Tips for Implementing Internal Controls 

You don’t need to break the bank to use internal controls in your AP process. It simply takes a little time and effort. Here are a few ways to get started:

  1. Establish transaction limits and have supervisors sign off on large amounts.
  2. Record and re-evaluate your AP processes annually.
  3. Do not limit your resources to one employee in the event of unforeseeable circumstances, like sickness or job loss. Make sure a few people understand how the operation works.
  4. Reconcile key accounts monthly, then have a third party review them, including:
    • Receivables
    • Cash
    • Payables
    • Inventory
    • Payroll
  5. Restrict access to the general ledger.
  6. Assign an individual to review standard and nonstandard journal entries.
  7. Update the vendor list to ensure it is current and accurate.
  8. Form a policy for customer credit (with limits). Review it regularly.

Putting internal controls to work doesn’t have to be a daunting task and you don’t need to hire more people. Start by picking a few controls you can easily weave into regular operations. 

Begin implementing more changes over time and adjust those that aren’t working. Before you know it, aspects of internal controls will become commonplace.

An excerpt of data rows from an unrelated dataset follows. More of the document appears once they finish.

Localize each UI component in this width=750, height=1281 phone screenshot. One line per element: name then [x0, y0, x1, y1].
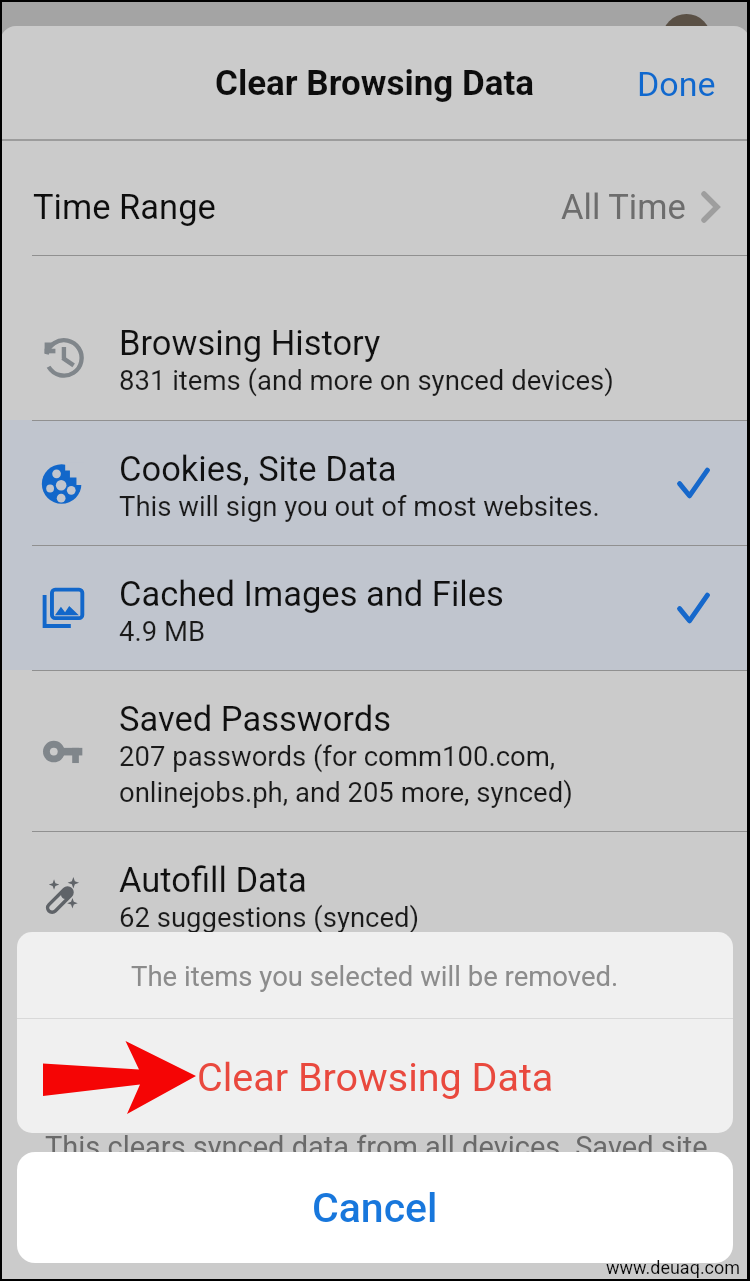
staticText: 62 suggestions (synced) — [119, 901, 420, 933]
staticText: Cookies, Site Data — [119, 449, 397, 489]
staticText: 4.9 MB — [119, 615, 206, 647]
button[interactable]: Time Range — [0, 149, 750, 264]
button[interactable]: Saved Passwords — [0, 670, 750, 831]
staticText: Browsing History — [119, 323, 381, 363]
button[interactable]: Clear Browsing Data — [17, 1019, 733, 1133]
staticText: All Time — [561, 187, 686, 227]
staticText: www.deuaq.com — [606, 1257, 741, 1278]
other: Selected — [677, 592, 709, 624]
staticText: Time Range — [33, 187, 216, 227]
button[interactable]: Cached Images and Files — [0, 545, 750, 670]
staticText: Clear Browsing Data — [215, 63, 535, 104]
staticText: Autofill Data — [119, 860, 307, 900]
staticText: Saved Passwords — [119, 699, 391, 739]
staticText: Done — [637, 64, 716, 104]
staticText: The items you selected will be removed. — [131, 960, 619, 992]
button[interactable]: Autofill Data — [0, 831, 750, 956]
other: Selected — [677, 467, 709, 499]
staticText: This will sign you out of most websites. — [119, 490, 600, 522]
staticText: This clears synced data from all devices… — [45, 1130, 708, 1164]
button[interactable]: Cancel — [17, 1152, 733, 1263]
staticText: Cancel — [312, 1184, 438, 1232]
button[interactable]: Cookies, Site Data — [0, 420, 750, 545]
staticText: Clear Browsing Data — [197, 1054, 554, 1100]
button[interactable]: Browsing History — [0, 294, 750, 420]
button[interactable]: Done — [617, 52, 750, 116]
staticText: 831 items (and more on synced devices) — [119, 364, 614, 396]
staticText: Cached Images and Files — [119, 574, 504, 614]
staticText: 207 passwords (for comm100.com, onlinejo… — [119, 740, 573, 808]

Internal Controls and AP Technology

When you begin developing an infrastructure for internal controls, it can increase the workload for employees and the chances for fraud. This is why you want to examine internal controls as a universal system. Each control is part of a greater good.

Automation is the answer to streamlining workflows and increasing AP efficiency. There are plenty of opportunities to reduce time spent on tasks, cut back on manual labor, and apply the appropriate segregation of duties. This gives a business more room to focus on high-risk areas, increases employee satisfaction, and develop strong vendor relationships.